Por Daniel Rodríguez, investigador de Acción Educar.
La publicación de los resultados de la PSU viene usualmente acompañada de una multiplicidad de críticas, no siempre bien enfocadas. Las brechas entre establecimientos públicos y privados, las diferencias entre hombres y mujeres los bajos puntajes de los estudiantes de liceos técnico-profesionales, entre otros; son un espejo que muestra de manera cruda las falencias del sistema educacional, pero no necesariamente de la prueba.
Así, esta fiebre estacional genera un incentivo político importante sobre algunos actores de la discusión pública por “subirse al carro” de la indignación y hacer propuestas cuyos objetivos no tienen nada que ver con los problemas del test.
La iniciativa más común es la eliminación de la PSU. Dentro de esta idea, como el caballo de Troya, se esconde el objetivo de suprimir el concepto mismo de selección en educación superior.

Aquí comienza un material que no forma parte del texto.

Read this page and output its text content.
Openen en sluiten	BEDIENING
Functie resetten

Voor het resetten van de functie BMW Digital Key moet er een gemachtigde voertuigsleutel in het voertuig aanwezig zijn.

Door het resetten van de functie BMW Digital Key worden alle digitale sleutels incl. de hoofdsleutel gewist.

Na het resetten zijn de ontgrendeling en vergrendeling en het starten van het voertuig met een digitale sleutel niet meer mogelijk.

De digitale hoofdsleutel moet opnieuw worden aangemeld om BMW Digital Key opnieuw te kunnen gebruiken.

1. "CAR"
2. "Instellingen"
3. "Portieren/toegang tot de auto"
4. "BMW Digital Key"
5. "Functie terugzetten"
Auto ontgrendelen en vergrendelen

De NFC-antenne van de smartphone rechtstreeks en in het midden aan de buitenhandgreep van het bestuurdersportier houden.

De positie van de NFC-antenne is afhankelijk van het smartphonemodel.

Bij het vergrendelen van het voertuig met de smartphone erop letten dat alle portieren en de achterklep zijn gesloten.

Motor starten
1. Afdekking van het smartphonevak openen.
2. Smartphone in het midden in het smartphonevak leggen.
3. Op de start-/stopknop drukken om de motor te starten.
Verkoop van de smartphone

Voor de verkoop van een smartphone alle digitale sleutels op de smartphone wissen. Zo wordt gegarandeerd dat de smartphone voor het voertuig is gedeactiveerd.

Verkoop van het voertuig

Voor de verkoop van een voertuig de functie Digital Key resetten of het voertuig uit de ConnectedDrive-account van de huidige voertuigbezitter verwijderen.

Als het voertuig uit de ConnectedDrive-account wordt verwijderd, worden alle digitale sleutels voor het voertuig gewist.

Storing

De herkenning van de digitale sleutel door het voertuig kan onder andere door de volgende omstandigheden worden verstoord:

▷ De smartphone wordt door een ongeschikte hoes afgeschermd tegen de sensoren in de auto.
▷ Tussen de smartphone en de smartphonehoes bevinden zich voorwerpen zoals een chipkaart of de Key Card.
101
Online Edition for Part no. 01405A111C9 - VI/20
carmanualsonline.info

Esto último no es adecuado para nuestro sistema, que requiere de mecanismos eficientes para identificar a quienes cuentan con las competencias para aprovechar mejor los cuantiosos recursos que la sociedad pone a disposición para formar a sus profesionales. Lo que debemos asegurar, y no lo conseguimos, es que la prueba mida el mérito académico, y no el nivel socioeconómico.
La segunda propuesta que se suele oír es la aparente necesidad de transferir el diseño y administración del sistema de admisión al Ministerio de Educación. Pero si se valora la diversidad de proyectos educativos y la autonomía de las universidades, es preferible que sean éstas las que administren, de manera conjunta o separadamente, su sistema de admisión. El rol del Estado debiera limitarse a asegurar que este no discrimine arbitrariamente y cumpla con criterios de transparencia.